La squadra ha lavorato a stretto contatto con la Honda per valutare ogni possibile opzione prima di giungere a questa conclusione. Una scelta che poi a fine gara metterà tutti d’accordo. L’amministratore delegato della casa nipponica non ha problemi ad ammettere che le aspettative più rosee alla viglia sarebbero state quelle di veder concludere il pilota all’interno della Top-5. Dunque, non c’è alcun dubbio che salire sul secondo gradino del podio sia stato un grande risultato.

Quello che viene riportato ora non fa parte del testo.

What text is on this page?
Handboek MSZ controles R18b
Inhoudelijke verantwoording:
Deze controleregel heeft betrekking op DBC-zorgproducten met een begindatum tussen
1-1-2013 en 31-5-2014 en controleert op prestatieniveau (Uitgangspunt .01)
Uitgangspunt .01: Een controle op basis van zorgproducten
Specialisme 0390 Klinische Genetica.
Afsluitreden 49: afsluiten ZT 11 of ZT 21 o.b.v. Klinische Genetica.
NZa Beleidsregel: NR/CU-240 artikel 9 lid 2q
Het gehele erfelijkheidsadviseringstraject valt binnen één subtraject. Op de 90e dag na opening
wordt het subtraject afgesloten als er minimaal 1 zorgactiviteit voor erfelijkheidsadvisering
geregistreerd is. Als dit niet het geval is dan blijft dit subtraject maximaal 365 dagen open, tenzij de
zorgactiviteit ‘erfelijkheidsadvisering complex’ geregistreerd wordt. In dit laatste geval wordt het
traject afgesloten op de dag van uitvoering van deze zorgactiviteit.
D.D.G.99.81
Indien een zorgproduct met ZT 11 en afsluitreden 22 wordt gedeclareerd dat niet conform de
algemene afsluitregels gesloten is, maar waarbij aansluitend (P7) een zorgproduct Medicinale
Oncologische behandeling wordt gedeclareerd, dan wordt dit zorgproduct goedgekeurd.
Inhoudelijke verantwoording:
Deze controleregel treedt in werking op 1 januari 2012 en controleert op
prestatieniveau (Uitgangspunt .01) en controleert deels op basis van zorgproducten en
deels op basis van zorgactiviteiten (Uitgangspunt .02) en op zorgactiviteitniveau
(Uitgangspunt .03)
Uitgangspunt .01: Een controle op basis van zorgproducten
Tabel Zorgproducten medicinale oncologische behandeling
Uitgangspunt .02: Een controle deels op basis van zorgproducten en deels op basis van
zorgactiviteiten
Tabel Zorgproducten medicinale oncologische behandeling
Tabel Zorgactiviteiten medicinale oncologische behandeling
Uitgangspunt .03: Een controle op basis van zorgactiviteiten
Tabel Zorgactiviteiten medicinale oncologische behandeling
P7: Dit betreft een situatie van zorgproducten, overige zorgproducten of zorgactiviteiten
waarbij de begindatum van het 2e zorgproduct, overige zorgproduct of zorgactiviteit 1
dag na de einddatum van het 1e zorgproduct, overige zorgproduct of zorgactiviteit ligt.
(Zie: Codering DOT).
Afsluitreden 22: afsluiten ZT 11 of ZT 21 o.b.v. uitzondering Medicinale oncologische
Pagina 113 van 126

La RB16B e la W12 erano due vetture completamente diverse a livello di set-up e già dopo pochi minuti dall’inizio delle FP1 all’interno del box austriaco si pensava che sarebbe stato difficile scalzare Hamilton e Bottas dalla prima e seconda posizione. Possiamo dunque dedurre che Red Bull non ha sostanzialmente creduto nella vittoria. Dandosi subito per vinta ha pensato fosse meglio approfittare del gap prestazionale per fare scorta di componenti e cercare di limitare i danni.

Max è poi comunque riuscito a fare qualcosa di magico alla domenica: non ha commesso alcun errore e ha saputo cogliere alcune opportunità offertegli dalla pioggia e dalla stessa Mercedes, andata a sostituire la PU sulla vettura del finlandese mettendolo quasi nelle sue medesime condizioni.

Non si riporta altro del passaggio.